1. Situated learning. A critical element of fostering learning is to have students carry out tasks and solve problems in an environment that reflects the multiple uses to which their knowledge will be put in the future. Situated learning serves several purposes. First, students come to understand the purposes or uses of the knowledge they are learning. Second, they learn by actively using knowledge rather than passively receiving it. Third, they learn the different conditions under which their knowledge can be applied. As we pointed out in the discussion of Schoenfeld’s work, students have to learn when to use a particular strategy and when not to use it (i.e., the application conditions of their knowledge). Fourth, learning in multiple contexts induces the abstraction of knowledge, so that students acquire knowledge in a dual form, both tied to the contexts of its uses and independent of any particular context. This unbinding of knowledge from a specific context fosters its transfer to new problems and new domains. For example, reading and writing instruction might be situated in the context of students putting together a book on what they learn about in science. Dewey created a situated learning environment in his experimental school by having the students design and build a clubhouse (Cuban, 1984), a task that emphasizes arithmetic and planning skills.
2. Community of practice refers to the creation of a learning environment in which the participants actively communicate about and engage in the skills involved in expertise, where expertise is understood as the practice of solving problems and carrying out tasks in a domain.

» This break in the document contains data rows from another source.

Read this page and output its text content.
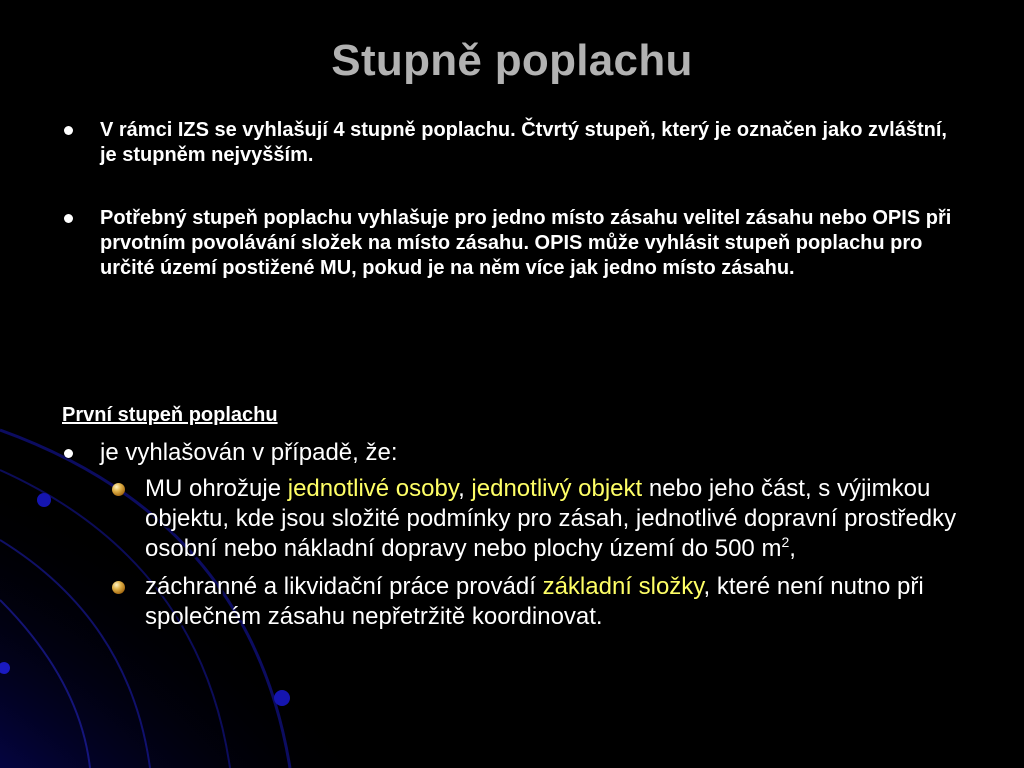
Stupně poplachu
V rámci IZS se vyhlašují 4 stupně poplachu. Čtvrtý stupeň, který je označen jako zvláštní, je stupněm nejvyšším.
Potřebný stupeň poplachu vyhlašuje pro jedno místo zásahu velitel zásahu nebo OPIS při prvotním povolávání složek na místo zásahu. OPIS může vyhlásit stupeň poplachu pro určité území postižené MU, pokud je na něm více jak jedno místo zásahu.
První stupeň poplachu
je vyhlašován v případě, že:
MU ohrožuje jednotlivé osoby, jednotlivý objekt nebo jeho část, s výjimkou objektu, kde jsou složité podmínky pro zásah, jednotlivé dopravní prostředky osobní nebo nákladní dopravy nebo plochy území do 500 $m^2$,
záchranné a likvidační práce provádí základní složky, které není nutno při společném zásahu nepřetržitě koordinovat.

Such a community leads to a sense of ownership, characterized by personal investment and mutual dependency. It can’t be forced, but it can be fostered by common projects and shared experiences. Activities designed to engender a community of practice for reading might engage students and teacher in discussing how they interpret what they read and use those interpretations for a wide variety of purposes, including those that arise in other classes or domains.
3. Intrinsic motivation. Related to the issue of situated learning and the creation of a community of practice is the need to promote intrinsic motivation for learning. Lepper and Greene (1979) and Malone (1981) discuss the importance of creating learning environments in which students perform tasks because they are intrinsically related to an interesting or at least coherent goal, rather than for some extrinsic reason, like getting a good grade or pleasing the teacher. In reading and writing, for example, intrinsic motivation might be achieved by having students communicate with students in another part of the world by electronic mail (Collins, 1986; Levin, 1982).
4. Exploiting cooperation refers to having students work together in a way that fosters cooperative problem solving. Learning through cooperative problem solving is both a powerful motivator and a powerful mechanism for extending learning resources. In reading, activities to exploit cooperation might involve having students break up into pairs, where one student articulates his thinking process while the other student questions the first student about why he made different inferences. Cooperation can be blended with competition; for example, individuals might work together in groups to compete with other groups.